Ateneo, l'attesa delle imprese


Enrico Valentinelli


La prima impressione che può desumersi dal costituendo cda della Lub è foriero di grandi aspettative. In primo luogo si può dare atto alla giunta provinciale di voler scommettere sul cambiamento, avendo agito con logica e lucidità, abbanddonando, nelle scelte dei candidati, la consuetudine di uno sport nazionale che troppo spesso ricorre a soluzioni di spartizione politica. Se il buon giorno di vede dal mattino, abbiamo già superato, almeno sulla carta, il primo ostacolo, registrando consensi trasversali nel mondo economico.
Un consenso che aiuta l’evoluzione positiva di un processo.
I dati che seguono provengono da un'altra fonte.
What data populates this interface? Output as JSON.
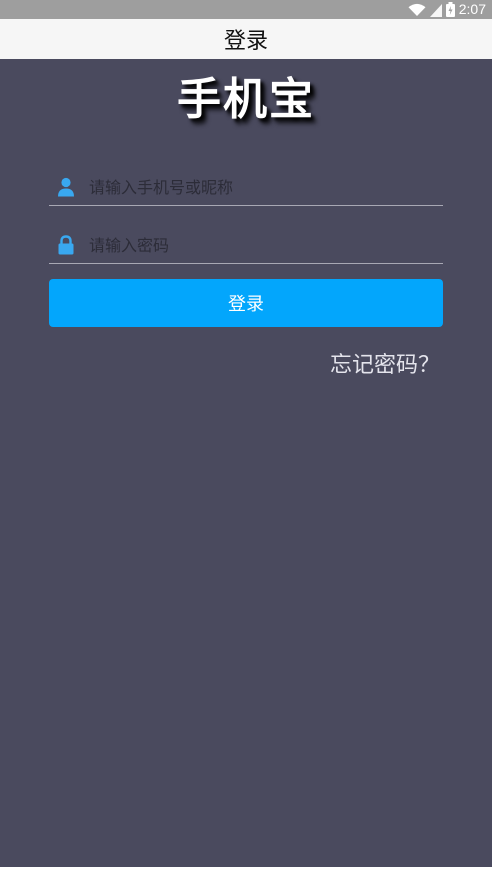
{
  "status_bar": {
    "time": "2:07",
    "icons": [
      "wifi-icon",
      "signal-icon",
      "battery-icon"
    ]
  },
  "app_bar": {
    "title": "登录"
  },
  "logo": {
    "text": "手机宝"
  },
  "form": {
    "username": {
      "icon": "user-icon",
      "placeholder": "请输入手机号或昵称",
      "value": ""
    },
    "password": {
      "icon": "lock-icon",
      "placeholder": "请输入密码",
      "value": ""
    },
    "login_label": "登录",
    "forgot_label": "忘记密码？"
  },
  "colors": {
    "background": "#4a4a5e",
    "accent": "#03a6fc",
    "icon": "#39a8f0",
    "app_bar": "#f6f6f6",
    "status_bar": "#9e9e9e"
  }
}
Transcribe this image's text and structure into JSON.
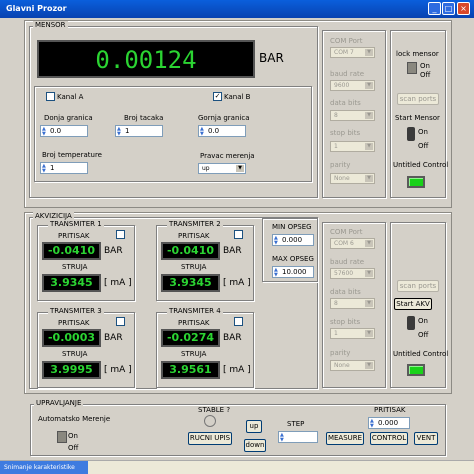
{
  "window": {
    "title": "Glavni Prozor",
    "min": "_",
    "max": "□",
    "close": "×"
  },
  "mensor": {
    "group_label": "MENSOR",
    "display_value": "0.00124",
    "unit": "BAR",
    "kanal_a": "Kanal A",
    "kanal_b": "Kanal B",
    "kanal_a_checked": "",
    "kanal_b_checked": "✓",
    "donja_label": "Donja granica",
    "donja_value": "0.0",
    "broj_tacaka_label": "Broj tacaka",
    "broj_tacaka_value": "1",
    "gornja_label": "Gornja granica",
    "gornja_value": "0.0",
    "broj_temp_label": "Broj temperature",
    "broj_temp_value": "1",
    "pravac_label": "Pravac merenja",
    "pravac_value": "up"
  },
  "com1": {
    "port_label": "COM Port",
    "port_value": "COM 7",
    "baud_label": "baud rate",
    "baud_value": "9600",
    "data_label": "data bits",
    "data_value": "8",
    "stop_label": "stop bits",
    "stop_value": "1",
    "parity_label": "parity",
    "parity_value": "None"
  },
  "right1": {
    "lock_label": "lock mensor",
    "on": "On",
    "off": "Off",
    "scan_label": "scan ports",
    "start_label": "Start Mensor",
    "untitled_label": "Untitled Control"
  },
  "akvizicija": {
    "group_label": "AKVIZICIJA",
    "pritisak": "PRITISAK",
    "struja": "STRUJA",
    "bar": "BAR",
    "ma": "[ mA ]",
    "transmitters": [
      {
        "name": "TRANSMITER 1",
        "pressure": "-0.0410",
        "current": "3.9345"
      },
      {
        "name": "TRANSMITER 2",
        "pressure": "-0.0410",
        "current": "3.9345"
      },
      {
        "name": "TRANSMITER 3",
        "pressure": "-0.0003",
        "current": "3.9995"
      },
      {
        "name": "TRANSMITER 4",
        "pressure": "-0.0274",
        "current": "3.9561"
      }
    ],
    "min_label": "MIN OPSEG",
    "min_value": "0.000",
    "max_label": "MAX OPSEG",
    "max_value": "10.000"
  },
  "com2": {
    "port_label": "COM Port",
    "port_value": "COM 6",
    "baud_label": "baud rate",
    "baud_value": "57600",
    "data_label": "data bits",
    "data_value": "8",
    "stop_label": "stop bits",
    "stop_value": "1",
    "parity_label": "parity",
    "parity_value": "None"
  },
  "right2": {
    "scan_label": "scan ports",
    "start_label": "Start AKV",
    "on": "On",
    "off": "Off",
    "untitled_label": "Untitled Control"
  },
  "upravljanje": {
    "group_label": "UPRAVLJANJE",
    "auto_label": "Automatsko Merenje",
    "on": "On",
    "off": "Off",
    "stable_label": "STABLE ?",
    "rucni_label": "RUCNI UPIS",
    "up_label": "up",
    "down_label": "down",
    "step_label": "STEP",
    "step_value": "",
    "measure_label": "MEASURE",
    "pritisak_label": "PRITISAK",
    "pritisak_value": "0.000",
    "control_label": "CONTROL",
    "vent_label": "VENT"
  },
  "taskbar": {
    "item": "Snimanje karakteristike"
  }
}
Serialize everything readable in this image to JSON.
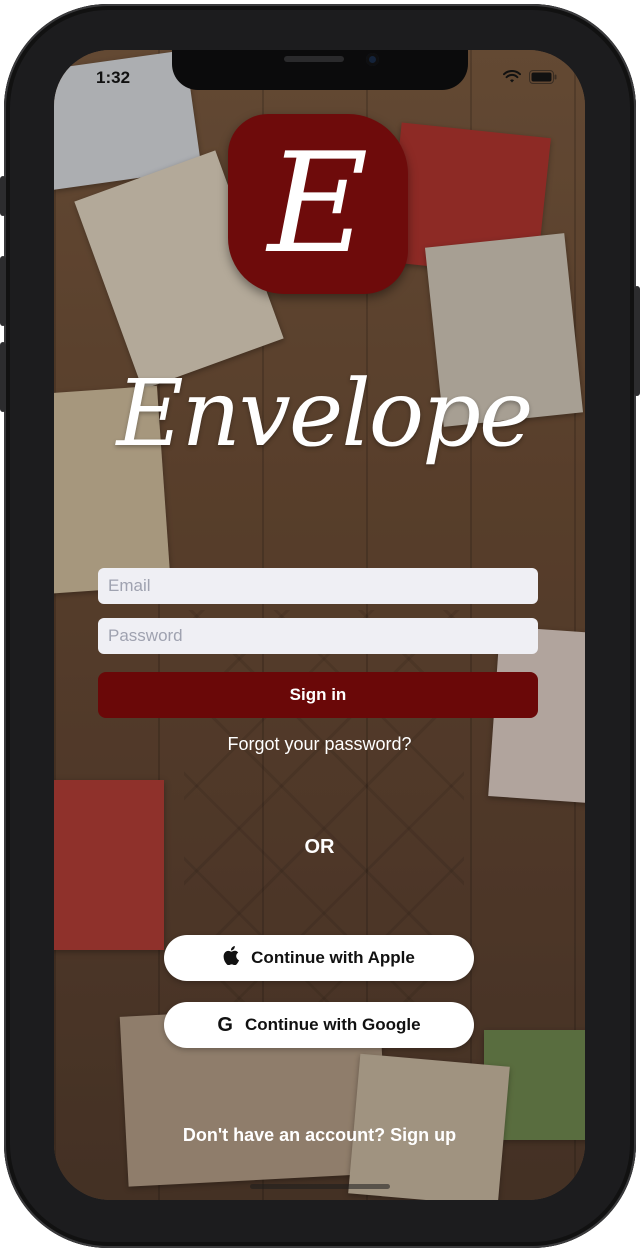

Mai come oggi c’è percezione e coscienza di aumentare la nostra competitività scientifica e tecnologica; la conoscenza, la scienza e la tecnologia sono uscite dalle riviste specializzate e conquistano sempre più spazi su stampa e altri mezzi di comunicazione. Finalmente è cresciuta la sensibilità su questo tema anche tra l’opinione pubblica. Gli scenari più accreditati dei prossimi 15-20 anni evidenziano come la predisposizione al consumo ed i mercati siano orientati da tre esigenze/bisogni principali: salute, sostenibilità ambientale, sicurezza. La conoscenza, la ricerca e l’innovazione tecnologica svolgeranno in questi ambiti un ruolo fondamentale nel determinare la capacità di rispondere a queste esigenze, e proprio in questo contesto può trovare spazio anche la ricerca locale. Occorre correggere da subito e reimpostare i meccanismi che influiscono sulla qualità del nostro sistema pubblico, di formazione, ricerca ed innovazione. Per fare questo serve individuare alcune tematiche coerenti con il territorio e pianificare, di concerto con gli altri attori, l’attività futura in funzione di pochi ma chiari obiettivi. Di fronte ai dissensi - peraltro pochi - sull’ipotizzabile nuovo corso dell’università, basti ricordare come il nostro paese sia cresciuto fino agli anni 70 e come da allora abbia continuamente perso in competitività, quote di mercato, capacità di creare ricchezza. Questa è stata la fase della storia in cui si sono affermati modelli di riferimento culturali, nella scuola e nella società, contraddittori rispetto alle esigenze di competitività, di apertura e di collegamento della scuola e delle università con il mondo del lavoro. Oggi la pressante esigenza e la complessità della sfida che abbiamo di fronte, non può lasciare spazio a questo tipo di movimento, che deve essere contrastato con obiettività; questo non vuol dire aziendalizzare scuole e università ma, invece, dare prospettive di lavoro a quei giovani che investono nella conoscenza. La ricerca, l’università, la scuola, sono il perno della politica di sviluppo economico, sociale e civile e l’unica ancora di salvezza. Per difendere, rafforzare, migliorare il livello di qualità della vita non  possiamo più aspettare: stare fermi vuol dire farsi superare da tutti.